How to Clean a Shower Floor & Walls
If you have no shower shelf, you probably have to put your showering toiletries on the ground. Unfortunately, this leads to buildup of water grime underneath said products.
To keep your shower walls and floor sparkling, use a squeegee to dry off the walls and floor every day after showering. This is particularly important because a dark, damp shower is like the mecca of all bacteria; they’ll grow and multiply so fast in that perfect environment. So your goal is to keep things dry as much as possible, to inhibit their growth.
After using the squeegee, quickly wipe the walls and floor to remove any leftover condensation or water droplets. This might sound like a lot, but (depending on the size of your shower) we’re talking about adding an extra 30 seconds or less to your shower.

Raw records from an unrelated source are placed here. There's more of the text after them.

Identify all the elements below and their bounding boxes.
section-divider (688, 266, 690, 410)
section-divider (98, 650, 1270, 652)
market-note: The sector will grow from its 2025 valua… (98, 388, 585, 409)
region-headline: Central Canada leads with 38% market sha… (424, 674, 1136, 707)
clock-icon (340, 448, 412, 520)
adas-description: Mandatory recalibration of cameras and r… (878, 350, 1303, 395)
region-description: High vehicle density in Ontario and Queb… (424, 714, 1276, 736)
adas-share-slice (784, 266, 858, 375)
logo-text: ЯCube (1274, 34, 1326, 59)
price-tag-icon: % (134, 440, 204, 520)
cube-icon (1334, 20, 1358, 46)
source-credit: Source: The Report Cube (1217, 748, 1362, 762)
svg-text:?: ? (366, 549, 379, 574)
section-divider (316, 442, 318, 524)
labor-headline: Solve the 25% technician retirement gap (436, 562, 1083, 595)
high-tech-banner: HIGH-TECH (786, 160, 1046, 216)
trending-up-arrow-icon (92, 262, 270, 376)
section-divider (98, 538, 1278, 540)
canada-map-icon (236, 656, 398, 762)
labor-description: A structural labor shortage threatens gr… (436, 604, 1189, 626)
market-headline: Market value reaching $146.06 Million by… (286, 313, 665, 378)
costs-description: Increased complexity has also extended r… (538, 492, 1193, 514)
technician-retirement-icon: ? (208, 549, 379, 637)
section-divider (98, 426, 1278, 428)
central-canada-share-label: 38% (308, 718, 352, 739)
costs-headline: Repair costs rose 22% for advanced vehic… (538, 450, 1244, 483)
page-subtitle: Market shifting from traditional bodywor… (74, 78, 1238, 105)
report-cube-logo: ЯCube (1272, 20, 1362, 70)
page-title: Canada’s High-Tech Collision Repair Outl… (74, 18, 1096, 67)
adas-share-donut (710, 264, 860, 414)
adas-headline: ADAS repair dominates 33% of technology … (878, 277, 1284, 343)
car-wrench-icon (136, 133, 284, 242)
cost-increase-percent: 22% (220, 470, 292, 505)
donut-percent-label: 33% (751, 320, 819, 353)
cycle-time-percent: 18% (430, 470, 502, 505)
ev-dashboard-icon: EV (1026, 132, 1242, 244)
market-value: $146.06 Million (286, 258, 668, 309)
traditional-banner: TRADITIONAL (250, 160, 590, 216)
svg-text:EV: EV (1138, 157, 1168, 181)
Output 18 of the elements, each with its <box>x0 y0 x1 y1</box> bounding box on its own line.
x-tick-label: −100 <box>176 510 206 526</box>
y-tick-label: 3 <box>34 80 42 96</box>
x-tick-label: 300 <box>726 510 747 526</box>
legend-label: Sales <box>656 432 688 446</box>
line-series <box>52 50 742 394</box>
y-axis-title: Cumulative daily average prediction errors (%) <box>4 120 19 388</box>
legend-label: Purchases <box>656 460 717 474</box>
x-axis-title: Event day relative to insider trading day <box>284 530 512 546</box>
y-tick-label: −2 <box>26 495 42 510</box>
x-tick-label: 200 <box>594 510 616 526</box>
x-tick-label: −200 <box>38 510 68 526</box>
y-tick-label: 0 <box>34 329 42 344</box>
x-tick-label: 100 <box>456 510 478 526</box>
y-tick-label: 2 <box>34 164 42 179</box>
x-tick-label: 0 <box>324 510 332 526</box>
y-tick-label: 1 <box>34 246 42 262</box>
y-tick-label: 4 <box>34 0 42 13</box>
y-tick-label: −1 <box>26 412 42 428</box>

With the effort it saves over time in heavy duty cleaning elimination, I’d say it’s definitely worth it.
It’s a good idea to leave the shower door open for a while after a shower to reduce the opportunity for humid conditions to fester. Also, if you have the option, run a high shower fan for 20-30 minutes after showering to clear the humidity. If you don’t have that option, an open window works, too.
To help combat moisture, spray your whole shower a couple times a week with white vinegar mixed with tea tree oil (2 oz. vinegar to 1 drop tea tree oil). The vinegar is a great agent to combat soap scum and slime, while the tea tree oil works against mold and mildew. Let the spray air dry. Of course, you’ll want to pay attention to what’s appropriate for your shower surface (e.g., vinegar is not good for travertine or stone).